逮捕された男は去年11月、経営する佐賀市内のキャバクラ店で18歳未満の少女に客の接待をさせたとして、風営法違反の疑いが持たれています。 当時店では4人の男性客に対して5人のホステスが接待をしていましたが、うち4人が18歳未満だったということです。
● 18歳未満の少女4人をホステスとして接客に従事させるという事実
これは単なる「雇用問題」ではなく、子どもの人権侵害であり、社会的に極めて重大な違法行為。
仮に本人の同意があっても、法的には無効であり、使用者側の責任は極めて重い。
● 容疑を否認している点
「18歳未満の女の子がいるはずはない」という言い訳は、経営者として雇用・年齢管理の不備を自認しているようなもの。
風営法違反に加えて、児童福祉法・労働基準法違反、さらには場合によっては青少年保護育成条例違反等も併発する恐れ。
【行政書士の立場からのアドバイス】
① 【雇用前の年齢確認・身分確認を徹底せよ】
接客業務に従事させる場合、必ず身分証(運転免許証・保険証+マイナンバーなど)で年齢確認を行うこと。
雇用契約前に 「満18歳以上であること」を誓約書・確認書に記載・保管すること。
身分証のコピー保存は、トラブル時の証拠保全にもつながる(個人情報保護法に基づいた管理も必須)。
② 【就業規則・店内ルールへの年齢規定の明記】
店舗マニュアルや就業規則において「18歳未満の者は一切雇用不可」「接客従事禁止」の条文を明記。
口頭確認だけではなく、書面で雇用契約・同意書・確認書を整備する。
③ 【定期的な年齢確認と在籍名簿の更新を実施】
繁忙期・イベント時などで臨時雇用が発生する場合でも、スタッフの年齢再確認を怠らない。

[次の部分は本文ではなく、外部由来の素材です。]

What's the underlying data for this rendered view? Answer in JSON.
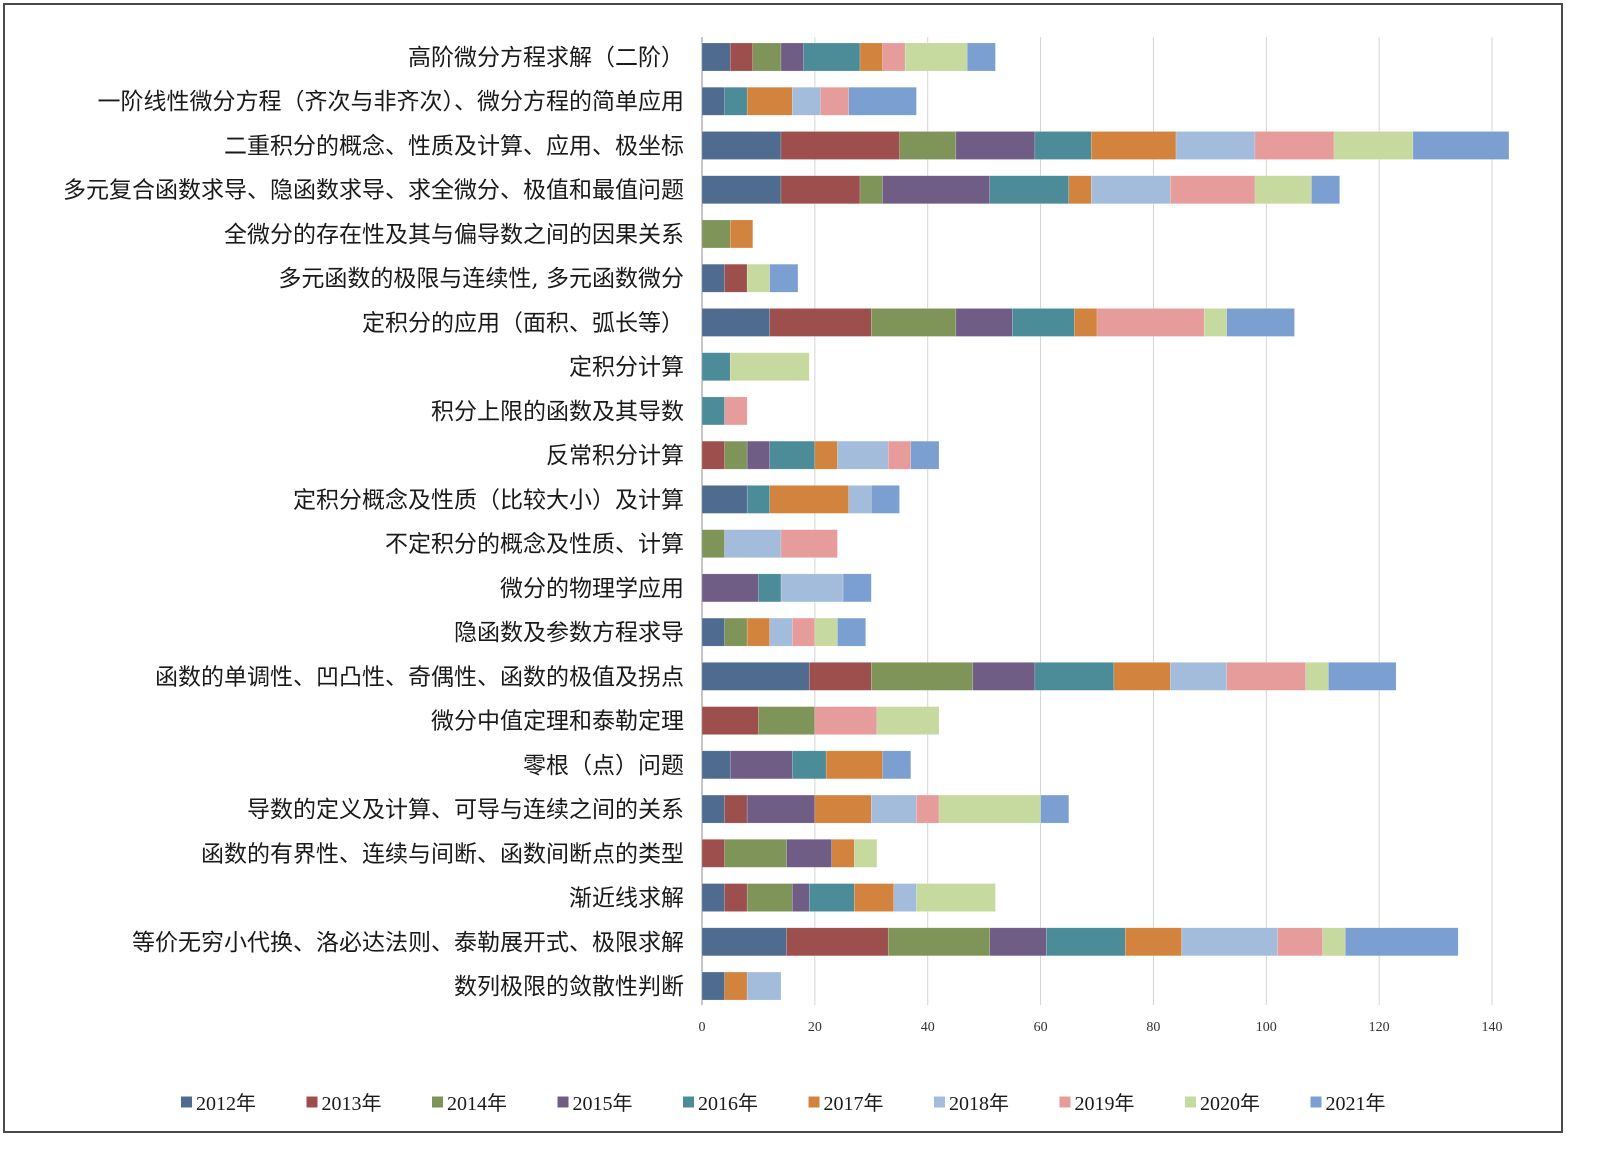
{
  "chart_data": {
    "type": "bar",
    "orientation": "horizontal",
    "stacked": true,
    "title": "",
    "xlabel": "",
    "ylabel": "",
    "xlim": [
      0,
      140
    ],
    "xticks": [
      0,
      20,
      40,
      60,
      80,
      100,
      120,
      140
    ],
    "grid": "vertical",
    "legend_position": "bottom",
    "categories": [
      "高阶微分方程求解（二阶）",
      "一阶线性微分方程（齐次与非齐次）、微分方程的简单应用",
      "二重积分的概念、性质及计算、应用、极坐标",
      "多元复合函数求导、隐函数求导、求全微分、极值和最值问题",
      "全微分的存在性及其与偏导数之间的因果关系",
      "多元函数的极限与连续性, 多元函数微分",
      "定积分的应用（面积、弧长等）",
      "定积分计算",
      "积分上限的函数及其导数",
      "反常积分计算",
      "定积分概念及性质（比较大小）及计算",
      "不定积分的概念及性质、计算",
      "微分的物理学应用",
      "隐函数及参数方程求导",
      "函数的单调性、凹凸性、奇偶性、函数的极值及拐点",
      "微分中值定理和泰勒定理",
      "零根（点）问题",
      "导数的定义及计算、可导与连续之间的关系",
      "函数的有界性、连续与间断、函数间断点的类型",
      "渐近线求解",
      "等价无穷小代换、洛必达法则、泰勒展开式、极限求解",
      "数列极限的敛散性判断"
    ],
    "series": [
      {
        "name": "2012年",
        "color": "#4f6b8f",
        "values": [
          5,
          4,
          14,
          14,
          0,
          4,
          12,
          0,
          0,
          0,
          8,
          0,
          0,
          4,
          19,
          0,
          5,
          4,
          0,
          4,
          15,
          4
        ]
      },
      {
        "name": "2013年",
        "color": "#9c4f4c",
        "values": [
          4,
          0,
          21,
          14,
          0,
          4,
          18,
          0,
          0,
          4,
          0,
          0,
          0,
          0,
          11,
          10,
          0,
          4,
          4,
          4,
          18,
          0
        ]
      },
      {
        "name": "2014年",
        "color": "#7e9458",
        "values": [
          5,
          0,
          10,
          4,
          5,
          0,
          15,
          0,
          0,
          4,
          0,
          4,
          0,
          4,
          18,
          10,
          0,
          0,
          11,
          8,
          18,
          0
        ]
      },
      {
        "name": "2015年",
        "color": "#6f5d86",
        "values": [
          4,
          0,
          14,
          19,
          0,
          0,
          10,
          0,
          0,
          4,
          0,
          0,
          10,
          0,
          11,
          0,
          11,
          12,
          8,
          3,
          10,
          0
        ]
      },
      {
        "name": "2016年",
        "color": "#4b8c98",
        "values": [
          10,
          4,
          10,
          14,
          0,
          0,
          11,
          5,
          4,
          8,
          4,
          0,
          4,
          0,
          14,
          0,
          6,
          0,
          0,
          8,
          14,
          0
        ]
      },
      {
        "name": "2017年",
        "color": "#d2843e",
        "values": [
          4,
          8,
          15,
          4,
          4,
          0,
          4,
          0,
          0,
          4,
          14,
          0,
          0,
          4,
          10,
          0,
          10,
          10,
          4,
          7,
          10,
          4
        ]
      },
      {
        "name": "2018年",
        "color": "#a3bcdb",
        "values": [
          0,
          5,
          14,
          14,
          0,
          0,
          0,
          0,
          0,
          9,
          4,
          10,
          11,
          4,
          10,
          0,
          0,
          8,
          0,
          4,
          17,
          6
        ]
      },
      {
        "name": "2019年",
        "color": "#e59c9b",
        "values": [
          4,
          5,
          14,
          15,
          0,
          0,
          19,
          0,
          4,
          4,
          0,
          10,
          0,
          4,
          14,
          11,
          0,
          4,
          0,
          0,
          8,
          0
        ]
      },
      {
        "name": "2020年",
        "color": "#c6d99e",
        "values": [
          11,
          0,
          14,
          10,
          0,
          4,
          4,
          14,
          0,
          0,
          0,
          0,
          0,
          4,
          4,
          11,
          0,
          18,
          4,
          14,
          4,
          0
        ]
      },
      {
        "name": "2021年",
        "color": "#7a9fd0",
        "values": [
          5,
          12,
          17,
          5,
          0,
          5,
          12,
          0,
          0,
          5,
          5,
          0,
          5,
          5,
          12,
          0,
          5,
          5,
          0,
          0,
          20,
          0
        ]
      }
    ]
  }
}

警察からの立ち入りがあった際に、「年齢確認の管理体制」が示せないと、経営者の責任が重く問われる。
④ 【経営者教育とコンプライアンス指導】
多くの若手経営者や名義貸し業者は、風営法の内容やリスクを十分理解していないことが多い。
行政書士は、許可取得だけでなく「営業開始後の運用指導」「未成年雇用のリスク説明」「警察との関係構築」まで支援可能。
この事件は、風営法の中でも最も厳しく規制されている「18歳未満者の接待業務」を直接的に違反した例であり、許可取消・刑事責任・再許可の禁止といった重い結果に直結します。
「知らなかった」「書類がなかった」は言い訳にならず、結果的に未成年者を保護する社会的信頼を大きく損ねます。
行政書士としては、以下の姿勢が重要です:
「許可の取り方」より「違反を起こさせない管理体制」
経営者への法教育と継続的サポート
書面と記録の整備によるリスクマネジメント
許可を得て営業する以上、「健全営業」は絶対条件であり、それを支える法的インフラを築くのが行政書士の使命です。